A particle is projected vertically upwards at seven metres per second from a point 38.7 metres above the ground. Find the maximum height that the particle can reach. Consider the acceleration due to gravity to be 9.8 metres per second squared.
In order to solve this problem, we will use one of the equations of motion: 𝑣 squared equals 𝑢 squared plus two 𝑎 𝑠, where 𝑣 is the final velocity, 𝑢 is the initial velocity, 𝑎 is the acceleration, and 𝑠 is the displacement. At the maximum height, our velocity is equal to zero metres per second. As the particle has been projected vertically upwards, the acceleration is negative 9.8. This gives us values of 𝑢 of seven, 𝑣 of zero, and 𝑎 of negative 9.8.

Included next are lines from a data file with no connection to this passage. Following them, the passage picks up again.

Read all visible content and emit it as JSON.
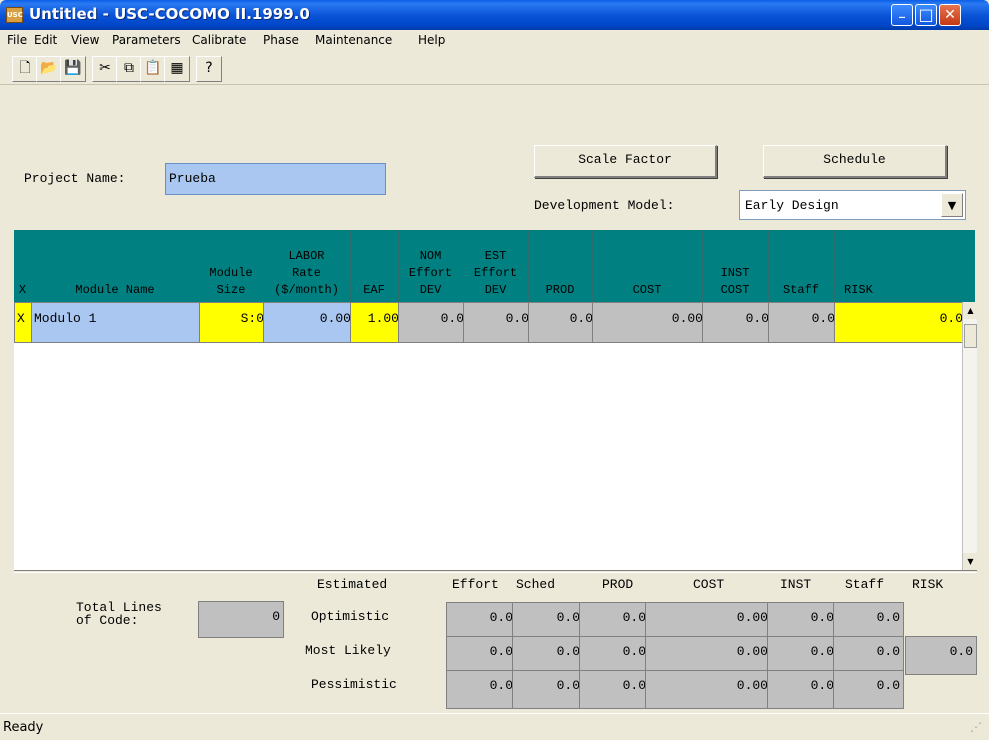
{
  "window": {
    "title": "Untitled - USC-COCOMO II.1999.0",
    "app_icon_text": "USC",
    "controls": {
      "minimize": "_",
      "maximize": "□",
      "close": "✕"
    }
  },
  "menu": [
    "File",
    "Edit",
    "View",
    "Parameters",
    "Calibrate",
    "Phase",
    "Maintenance",
    "Help"
  ],
  "toolbar": [
    {
      "name": "new-file-icon",
      "glyph": "🗋",
      "disabled": false
    },
    {
      "name": "open-folder-icon",
      "glyph": "📂",
      "disabled": false
    },
    {
      "name": "save-icon",
      "glyph": "💾",
      "disabled": false
    },
    {
      "name": "cut-icon",
      "glyph": "✂",
      "disabled": false
    },
    {
      "name": "copy-icon",
      "glyph": "⧉",
      "disabled": false
    },
    {
      "name": "paste-icon",
      "glyph": "📋",
      "disabled": true
    },
    {
      "name": "insert-module-icon",
      "glyph": "▦",
      "disabled": false
    },
    {
      "name": "help-icon",
      "glyph": "?",
      "disabled": false
    }
  ],
  "project": {
    "label": "Project Name:",
    "value": "Prueba"
  },
  "buttons": {
    "scale_factor": "Scale Factor",
    "schedule": "Schedule"
  },
  "development_model": {
    "label": "Development Model:",
    "value": "Early Design"
  },
  "table": {
    "headers": [
      "X",
      "Module Name",
      "Module\nSize",
      "LABOR\nRate\n($/month)",
      "EAF",
      "NOM\nEffort\nDEV",
      "EST\nEffort\nDEV",
      "PROD",
      "COST",
      "INST\nCOST",
      "Staff",
      "RISK"
    ],
    "rows": [
      {
        "x": "X",
        "module_name": "Modulo 1",
        "module_size": "S:0",
        "labor_rate": "0.00",
        "eaf": "1.00",
        "nom_effort": "0.0",
        "est_effort": "0.0",
        "prod": "0.0",
        "cost": "0.00",
        "inst_cost": "0.0",
        "staff": "0.0",
        "risk": "0.0"
      }
    ]
  },
  "totals": {
    "lines_label_1": "Total Lines",
    "lines_label_2": "of Code:",
    "lines_value": "0",
    "headers": [
      "Estimated",
      "Effort",
      "Sched",
      "PROD",
      "COST",
      "INST",
      "Staff",
      "RISK"
    ],
    "rows": [
      {
        "label": "Optimistic",
        "effort": "0.0",
        "sched": "0.0",
        "prod": "0.0",
        "cost": "0.00",
        "inst": "0.0",
        "staff": "0.0"
      },
      {
        "label": "Most Likely",
        "effort": "0.0",
        "sched": "0.0",
        "prod": "0.0",
        "cost": "0.00",
        "inst": "0.0",
        "staff": "0.0",
        "risk": "0.0"
      },
      {
        "label": "Pessimistic",
        "effort": "0.0",
        "sched": "0.0",
        "prod": "0.0",
        "cost": "0.00",
        "inst": "0.0",
        "staff": "0.0"
      }
    ]
  },
  "status": "Ready"
}
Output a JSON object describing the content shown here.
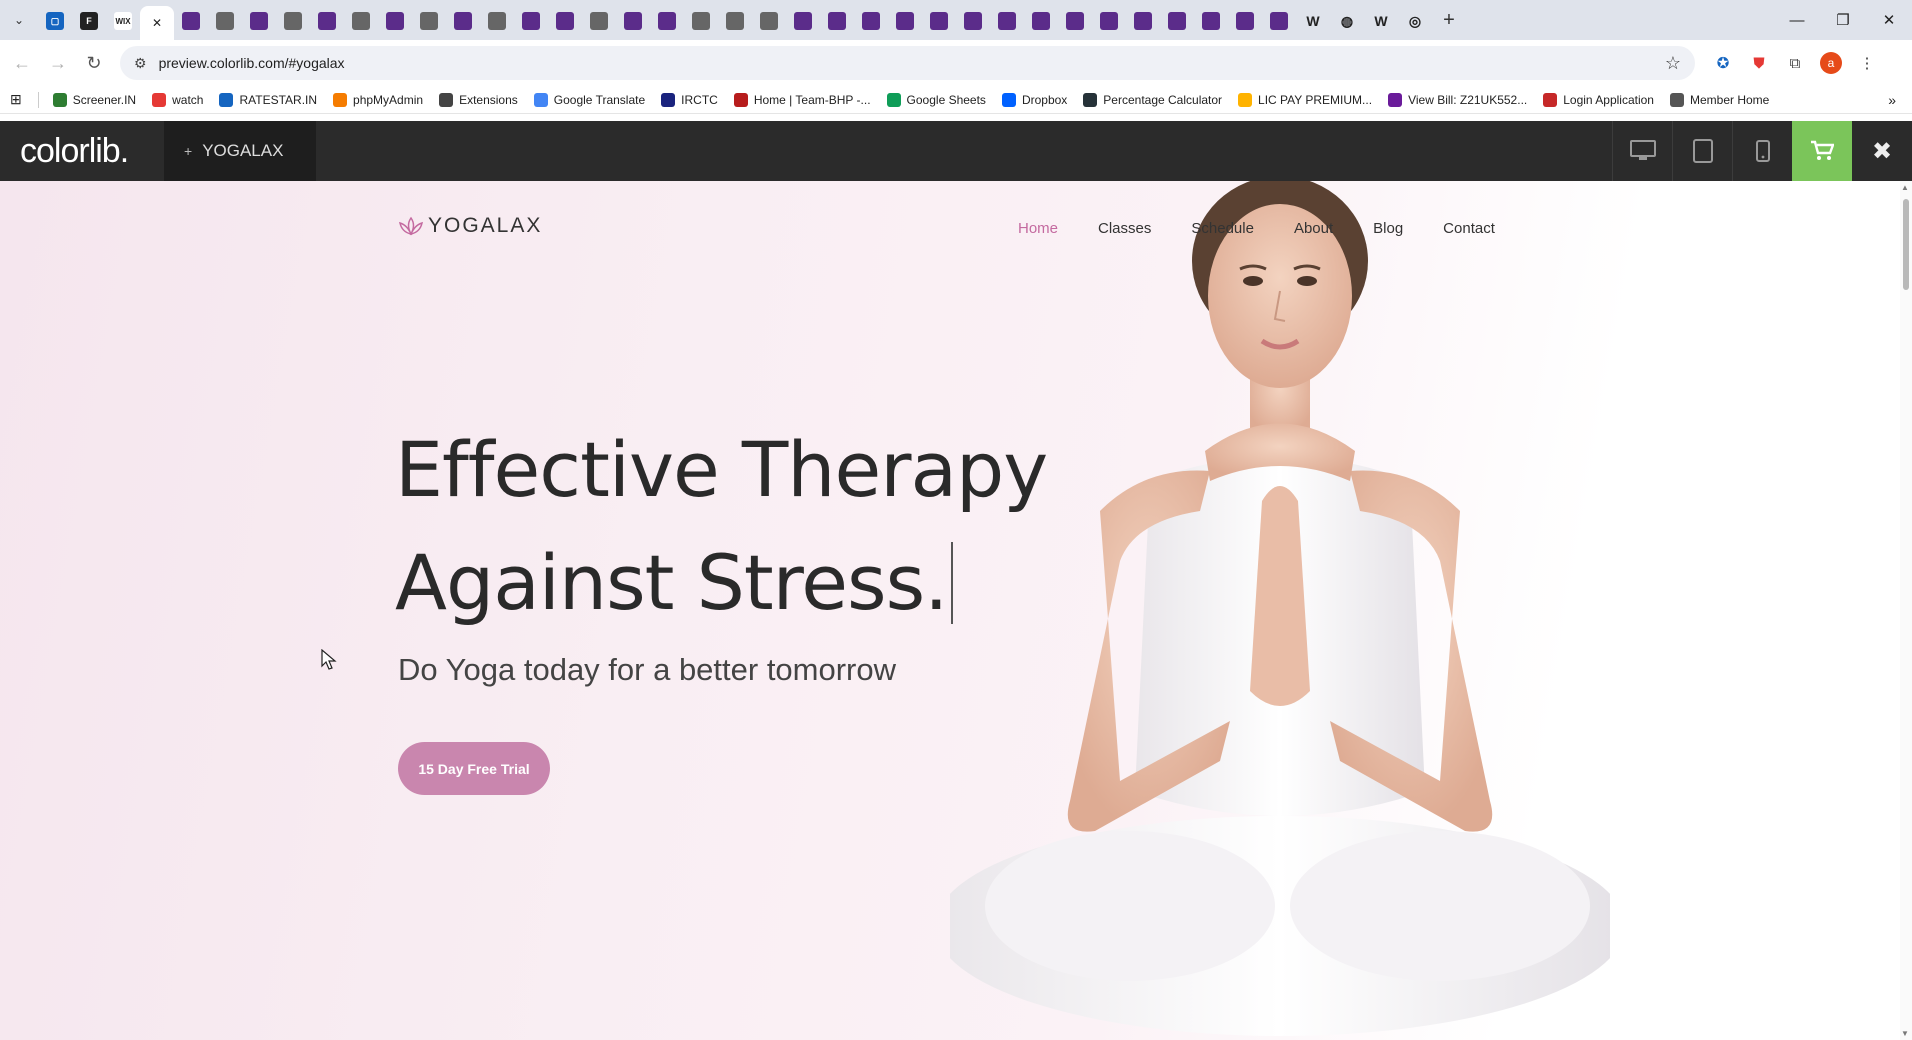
{
  "browser": {
    "active_tab_close": "✕",
    "new_tab": "+",
    "url": "preview.colorlib.com/#yogalax",
    "bookmarks": [
      {
        "label": "Screener.IN",
        "color": "#2e7d32"
      },
      {
        "label": "watch",
        "color": "#e53935"
      },
      {
        "label": "RATESTAR.IN",
        "color": "#1565c0"
      },
      {
        "label": "phpMyAdmin",
        "color": "#f57c00"
      },
      {
        "label": "Extensions",
        "color": "#444444"
      },
      {
        "label": "Google Translate",
        "color": "#4285f4"
      },
      {
        "label": "IRCTC",
        "color": "#1a237e"
      },
      {
        "label": "Home | Team-BHP -...",
        "color": "#b71c1c"
      },
      {
        "label": "Google Sheets",
        "color": "#0f9d58"
      },
      {
        "label": "Dropbox",
        "color": "#0061ff"
      },
      {
        "label": "Percentage Calculator",
        "color": "#263238"
      },
      {
        "label": "LIC PAY PREMIUM...",
        "color": "#ffb300"
      },
      {
        "label": "View Bill: Z21UK552...",
        "color": "#6a1b9a"
      },
      {
        "label": "Login Application",
        "color": "#c62828"
      },
      {
        "label": "Member Home",
        "color": "#555555"
      }
    ],
    "profile_initial": "a"
  },
  "colorlib_bar": {
    "logo": "colorlib.",
    "theme_label": "YOGALAX"
  },
  "site": {
    "logo": "YOGALAX",
    "nav": [
      "Home",
      "Classes",
      "Schedule",
      "About",
      "Blog",
      "Contact"
    ],
    "hero_line1": "Effective Therapy",
    "hero_line2": "Against Stress.",
    "subtitle": "Do Yoga today for a better tomorrow",
    "cta": "15 Day Free Trial"
  },
  "colors": {
    "accent": "#c986ae",
    "nav_active": "#c46aa0",
    "cart": "#7bc55a"
  }
}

Substituting these into our equation, 𝑣 squared equals 𝑢 squared plus two 𝑎 𝑠 gives us zero equals 49 minus 19.6𝑠. Rearranging this equation gives 19.6𝑠 is equal to 49. Dividing both sides of this equation by 19.6 gives us 𝑠 equals 2.5. Therefore, the maximum height above the point of projection is 2.5 metres.
However, a particle started 38.7 metres above the ground. Therefore, to work out the maximum height, we need to add 38.7 and 2.5. This gives us an answer of 41.2 metres. Therefore, the maximum height the particle can reach is 41.2 metres above the ground.